Pas le temps de tout faire ? Déculpabilisez !

Votre vie ressemble à une to-do list géante dont vous ne réussissez plus à cocher toutes les cases ? Cela vous consterne et votre incapacité à tout gérer vous fait culpabiliser ? Pas de panique : relâchez la pression et redécouvrez les vertus oubliées du soi-disant « temps perdu ».

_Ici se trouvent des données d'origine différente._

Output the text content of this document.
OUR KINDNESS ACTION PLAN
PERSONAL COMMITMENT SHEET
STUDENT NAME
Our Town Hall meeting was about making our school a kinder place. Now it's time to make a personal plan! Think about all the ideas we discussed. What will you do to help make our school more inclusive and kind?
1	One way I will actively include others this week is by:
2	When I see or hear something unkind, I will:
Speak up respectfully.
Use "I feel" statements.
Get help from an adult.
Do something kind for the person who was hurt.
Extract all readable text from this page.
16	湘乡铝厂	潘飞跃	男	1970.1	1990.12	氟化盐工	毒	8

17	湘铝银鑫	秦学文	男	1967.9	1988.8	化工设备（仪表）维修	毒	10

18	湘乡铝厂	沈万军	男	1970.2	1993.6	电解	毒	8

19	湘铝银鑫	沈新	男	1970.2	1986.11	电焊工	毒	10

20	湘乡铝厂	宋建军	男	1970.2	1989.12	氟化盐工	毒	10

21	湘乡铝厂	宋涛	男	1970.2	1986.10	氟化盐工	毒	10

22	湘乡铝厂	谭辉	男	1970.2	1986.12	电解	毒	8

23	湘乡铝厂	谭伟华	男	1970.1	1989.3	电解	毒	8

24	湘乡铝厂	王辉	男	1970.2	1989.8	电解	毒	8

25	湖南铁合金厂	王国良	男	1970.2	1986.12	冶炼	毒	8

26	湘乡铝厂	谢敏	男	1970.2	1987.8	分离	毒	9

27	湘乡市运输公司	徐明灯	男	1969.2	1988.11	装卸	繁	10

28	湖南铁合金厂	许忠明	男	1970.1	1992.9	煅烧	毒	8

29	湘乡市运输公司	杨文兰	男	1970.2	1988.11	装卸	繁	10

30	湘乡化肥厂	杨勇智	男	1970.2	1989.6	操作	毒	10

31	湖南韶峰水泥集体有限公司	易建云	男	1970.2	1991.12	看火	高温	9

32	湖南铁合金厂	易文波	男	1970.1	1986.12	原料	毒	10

Certaines journées semblent gâchées : obnubilé par tout ce que vous « devez » accomplir, vous vous crispez, perdez votre concentration et repoussez au lendemain. Ce cercle vicieux est renforcé par le travail hybride qui laisse chacun se débattre seul face à un problème qui pourtant ne devrait pas en être un. Car la course effrénée à la productivité fait oublier que procrastiner est un phénomène naturel, qui a son utilité. Si vous vivez votre vie comme un script minuté d’activités à accomplir à la hâte, il est temps de vous recréer un espace de liberté pour reprendre goût à ce que vous faites et redevenir vraiment efficace. 

D’après
I Didn’t Do the Thing Today

I Didn’t Do the Thing Today de Madeleine Dore, (Penguin Random House, 2022).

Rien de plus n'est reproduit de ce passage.